Kenny Washington was the first Black athlete to sign a contract with an NFL team in the postwar era. After leading the nation in total offense while playing at UCLA in 1939, he was surprisingly not a first team All-America selection, nor was he chosen to play in the East-West Shrine Game that season. Some blamed these omissions on racism. Nonetheless he was a part of a great backfield featuring himself, Woody Strode, Jackie Robinson, and Ray Bartlett.
Washington ended up playing for the Hollywood Bears of the Pacific Coast Professional Football League during the 1941 through 1945 season. In 1945, he found himself liberating Jewish prisoners from a concentration camp in Eastern Europe. In 1946, the Cleveland Rams moved to LA, and the coliseum commission stipulated that the Rams sign a black player, as both white and black taxpayers had paid for construction of the facility.

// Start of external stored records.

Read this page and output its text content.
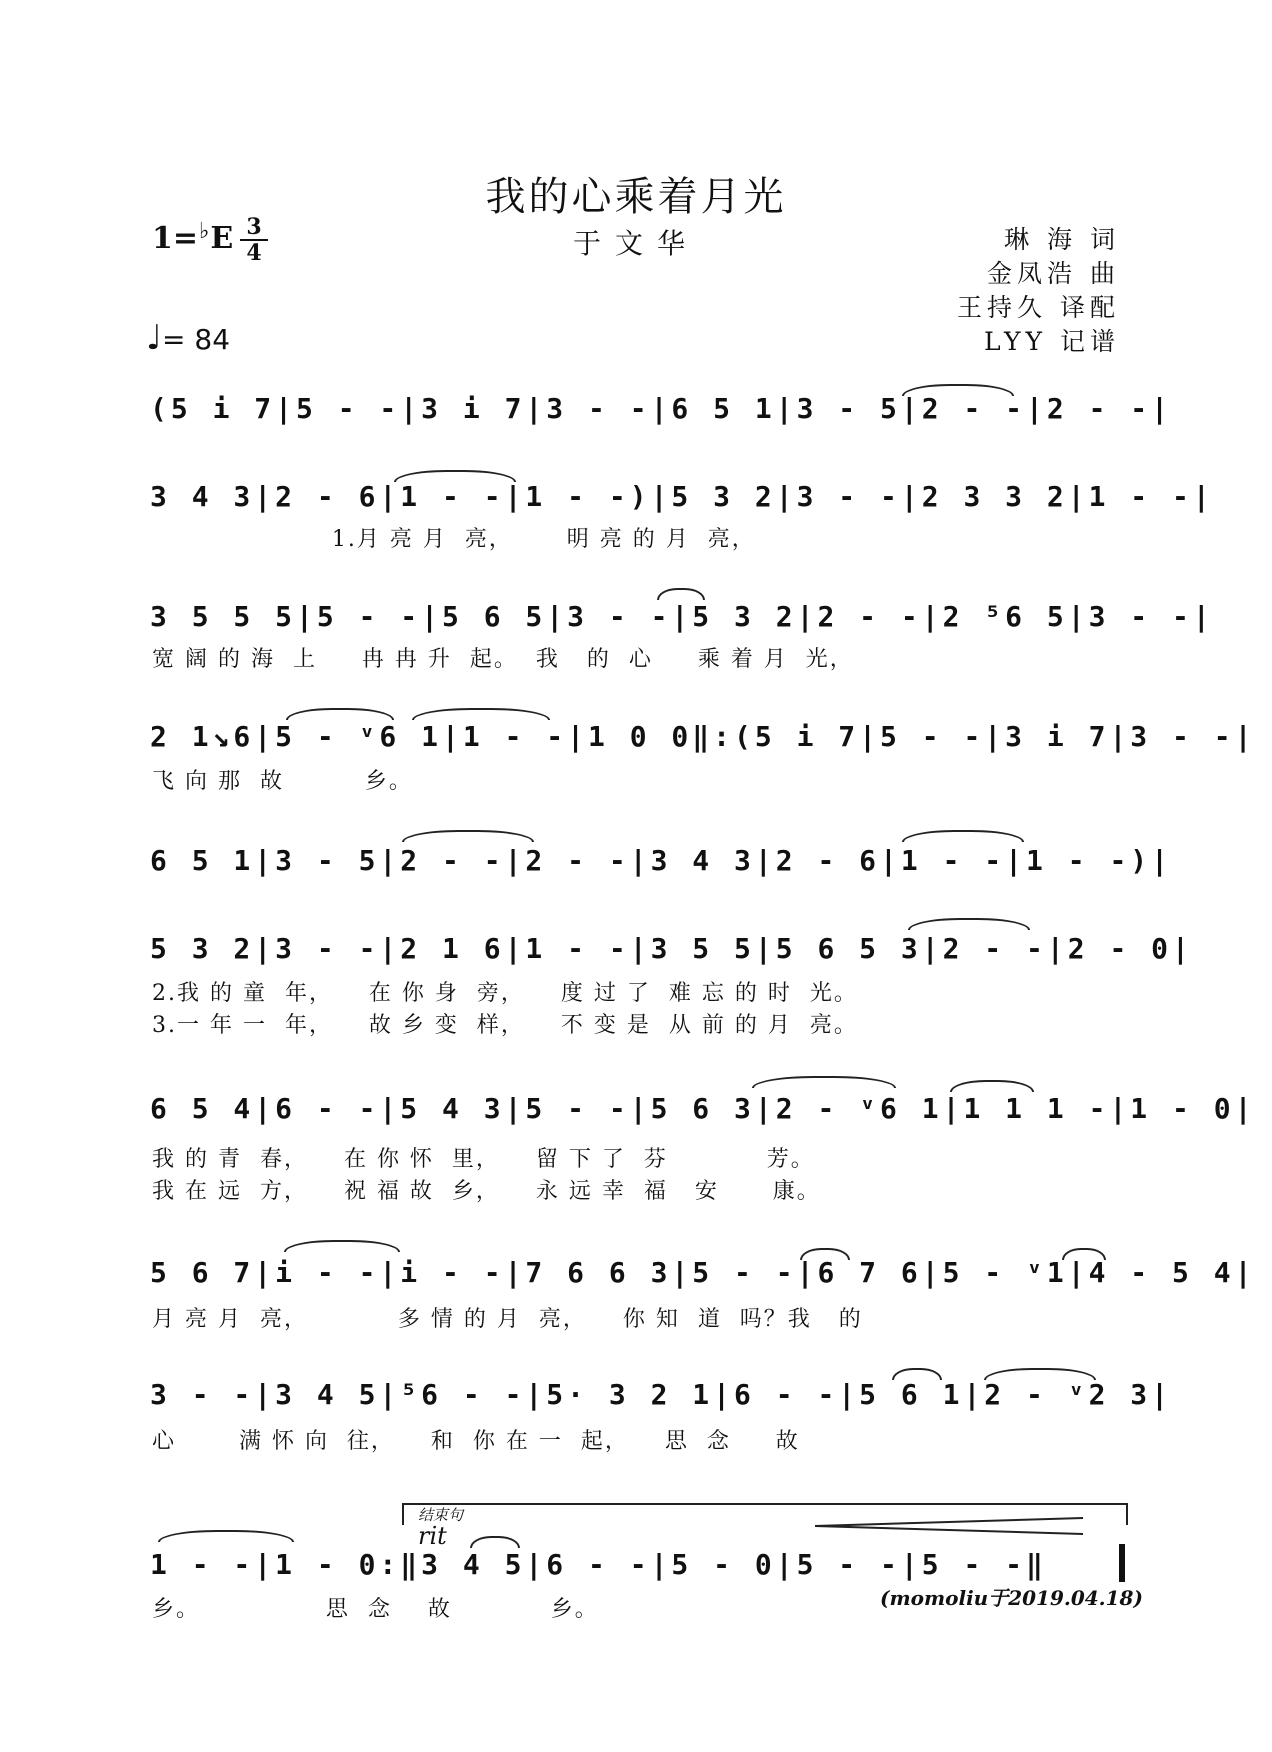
我的心乘着月光
于文华
1=♭E 3
4
♩= 84
琳 海 词
金凤浩 曲
王持久 译配
LYY 记谱
(5 i 7|5 - -|3 i 7|3 - -|6 5 1|3 - 5|2 - -|2 - -|
3 4 3|2 - 6|1 - -|1 - -)|5 3 2|3 - -|2 3 3 2|1 - -|
1.月 亮 月  亮，      明 亮 的 月  亮，
3 5 5 5|5 - -|5 6 5|3 - -|5 3 2|2 - -|2 ⁵6 5|3 - -|
宽 阔 的 海  上     冉 冉 升  起。  我   的  心     乘 着 月  光，
2 1↘6|5 - ᵛ6 1|1 - -|1 0 0‖:(5 i 7|5 - -|3 i 7|3 - -|
飞 向 那  故         乡。
6 5 1|3 - 5|2 - -|2 - -|3 4 3|2 - 6|1 - -|1 - -)|
5 3 2|3 - -|2 1 6|1 - -|3 5 5|5 6 5 3|2 - -|2 - 0|
2.我 的 童  年，    在 你 身  旁，    度 过 了  难 忘 的 时  光。
3.一 年 一  年，    故 乡 变  样，    不 变 是  从 前 的 月  亮。
6 5 4|6 - -|5 4 3|5 - -|5 6 3|2 - ᵛ6 1|1 1 1 -|1 - 0|
我 的 青  春，    在 你 怀  里，    留 下 了  芬           芳。
我 在 远  方，    祝 福 故  乡，    永 远 幸  福   安      康。
5 6 7|i - -|i - -|7 6 6 3|5 - -|6 7 6|5 - ᵛ1|4 - 5 4|
月 亮 月  亮，          多 情 的 月  亮，    你 知  道  吗？我   的
3 - -|3 4 5|⁵6 - -|5· 3 2 1|6 - -|5 6 1|2 - ᵛ2 3|
心       满 怀 向  往，    和  你 在 一  起，    思  念     故
结束句
rit
1 - -|1 - 0:‖3 4 5|6 - -|5 - 0|5 - -|5 - -‖
乡。              思  念    故           乡。	(momoliu于2019.04.18)
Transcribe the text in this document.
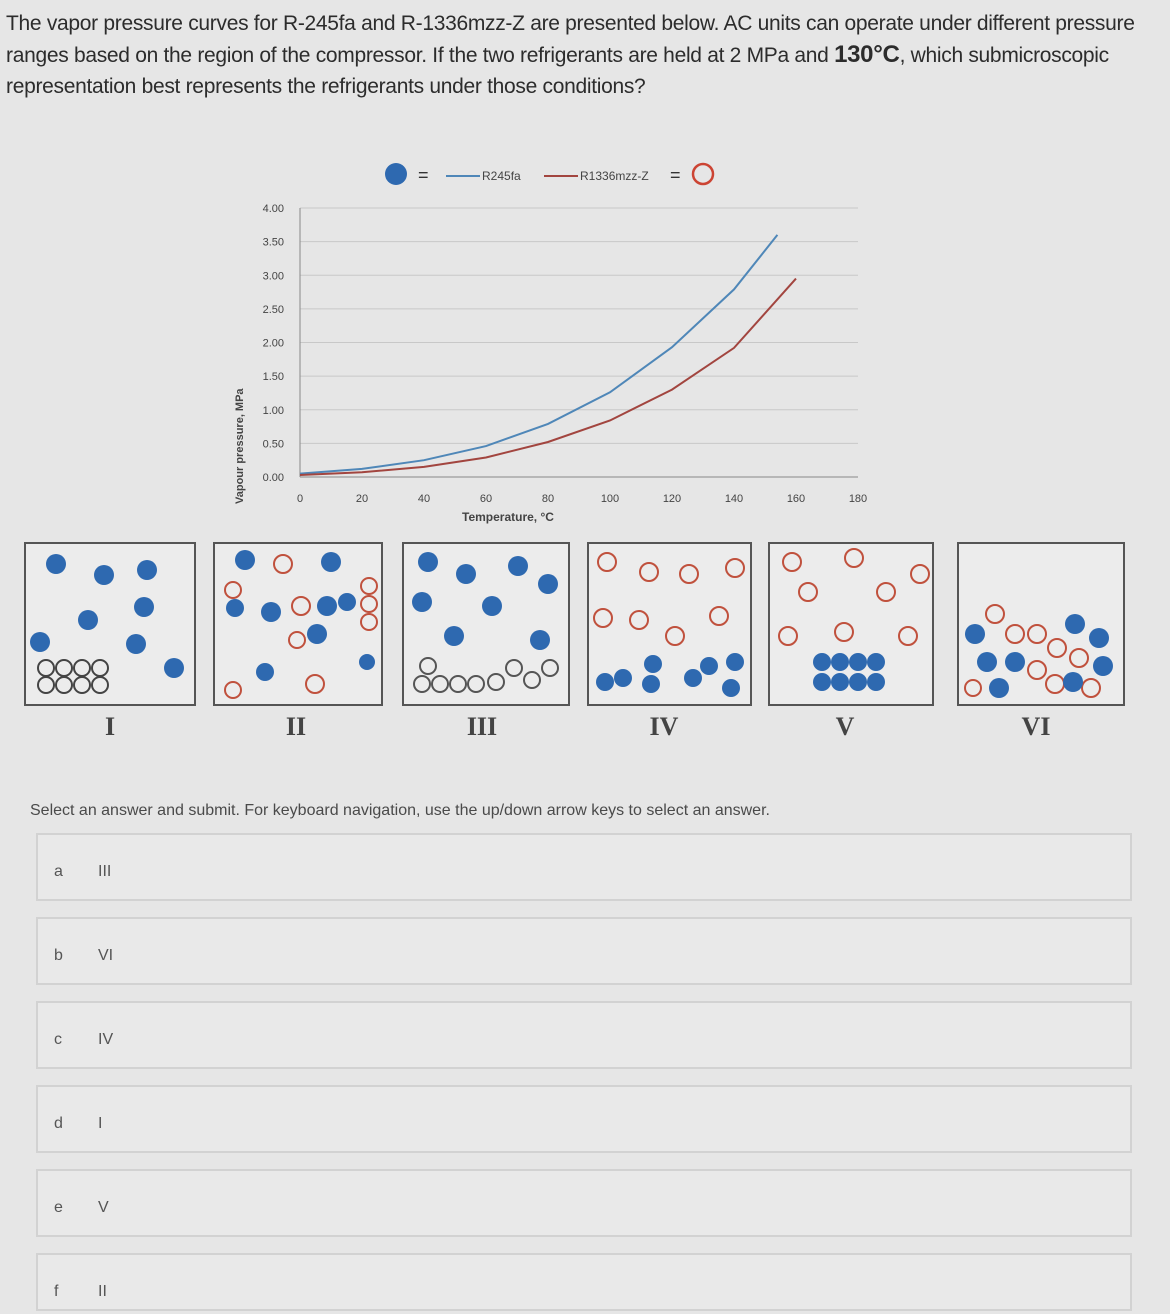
The vapor pressure curves for R-245fa and R-1336mzz-Z are presented below. AC units can operate under different pressure ranges based on the region of the compressor. If the two refrigerants are held at 2 MPa and 130°C, which submicroscopic representation best represents the refrigerants under those conditions?
=	R245fa	R1336mzz-Z =
4.00
3.50
3.00
2.50
2.00
1.50
1.00
0.50
0.00
0	20	40	60	80	100	120	140	160	180
Vapour pressure, MPa
Temperature, °C
I	II	III	IV	V	VI
Select an answer and submit. For keyboard navigation, use the up/down arrow keys to select an answer.
a III
b VI
c IV
d I
e V
f II
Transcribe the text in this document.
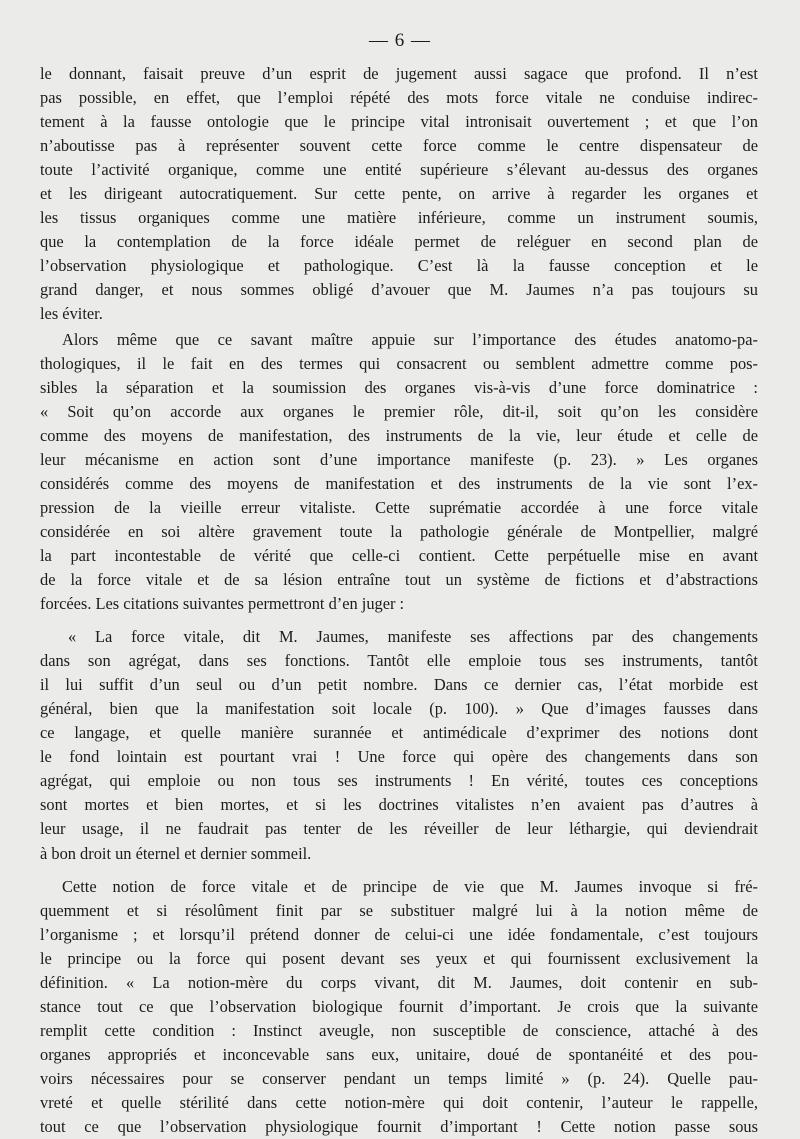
— 6 —
le donnant, faisait preuve d’un esprit de jugement aussi sagace que profond. Il n’est
pas possible, en effet, que l’emploi répété des mots force vitale ne conduise indirec-
tement à la fausse ontologie que le principe vital intronisait ouvertement ; et que l’on
n’aboutisse pas à représenter souvent cette force comme le centre dispensateur de
toute l’activité organique, comme une entité supérieure s’élevant au-dessus des organes
et les dirigeant autocratiquement. Sur cette pente, on arrive à regarder les organes et
les tissus organiques comme une matière inférieure, comme un instrument soumis,
que la contemplation de la force idéale permet de reléguer en second plan de
l’observation physiologique et pathologique. C’est là la fausse conception et le
grand danger, et nous sommes obligé d’avouer que M. Jaumes n’a pas toujours su
les éviter.
Alors même que ce savant maître appuie sur l’importance des études anatomo-pa-
thologiques, il le fait en des termes qui consacrent ou semblent admettre comme pos-
sibles la séparation et la soumission des organes vis-à-vis d’une force dominatrice :
« Soit qu’on accorde aux organes le premier rôle, dit-il, soit qu’on les considère
comme des moyens de manifestation, des instruments de la vie, leur étude et celle de
leur mécanisme en action sont d’une importance manifeste (p. 23). » Les organes
considérés comme des moyens de manifestation et des instruments de la vie sont l’ex-
pression de la vieille erreur vitaliste. Cette suprématie accordée à une force vitale
considérée en soi altère gravement toute la pathologie générale de Montpellier, malgré
la part incontestable de vérité que celle-ci contient. Cette perpétuelle mise en avant
de la force vitale et de sa lésion entraîne tout un système de fictions et d’abstractions
forcées. Les citations suivantes permettront d’en juger :
« La force vitale, dit M. Jaumes, manifeste ses affections par des changements
dans son agrégat, dans ses fonctions. Tantôt elle emploie tous ses instruments, tantôt
il lui suffit d’un seul ou d’un petit nombre. Dans ce dernier cas, l’état morbide est
général, bien que la manifestation soit locale (p. 100). » Que d’images fausses dans
ce langage, et quelle manière surannée et antimédicale d’exprimer des notions dont
le fond lointain est pourtant vrai ! Une force qui opère des changements dans son
agrégat, qui emploie ou non tous ses instruments ! En vérité, toutes ces conceptions
sont mortes et bien mortes, et si les doctrines vitalistes n’en avaient pas d’autres à
leur usage, il ne faudrait pas tenter de les réveiller de leur léthargie, qui deviendrait
à bon droit un éternel et dernier sommeil.
Cette notion de force vitale et de principe de vie que M. Jaumes invoque si fré-
quemment et si résolûment finit par se substituer malgré lui à la notion même de
l’organisme ; et lorsqu’il prétend donner de celui-ci une idée fondamentale, c’est toujours
le principe ou la force qui posent devant ses yeux et qui fournissent exclusivement la
définition. « La notion-mère du corps vivant, dit M. Jaumes, doit contenir en sub-
stance tout ce que l’observation biologique fournit d’important. Je crois que la suivante
remplit cette condition : Instinct aveugle, non susceptible de conscience, attaché à des
organes appropriés et inconcevable sans eux, unitaire, doué de spontanéité et des pou-
voirs nécessaires pour se conserver pendant un temps limité » (p. 24). Quelle pau-
vreté et quelle stérilité dans cette notion-mère qui doit contenir, l’auteur le rappelle,
tout ce que l’observation physiologique fournit d’important ! Cette notion passe sous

Hence, the team signed him on March 21, 1946. According to the archives of the Daily Bruin:
“When team president Dan Reeves moved the Cleveland Rams to Los Angeles, the commissioners of the Los Angeles Coliseum stipulated as part of the agreement that the team be integrated. As a result, Reeves signed Woody Stolle and Kenny Washington, and in the process made history.”
Washington was a staunch Republican and vigorously supported Richard Nixon’s 1950 U.S. Senate campaign. The night before Nixon’s victory in the election, he spent the evening in Washington’s south L.A. home chilling out and playing records. After his playing days concluded, Washington worked as a police officer in the LAPD.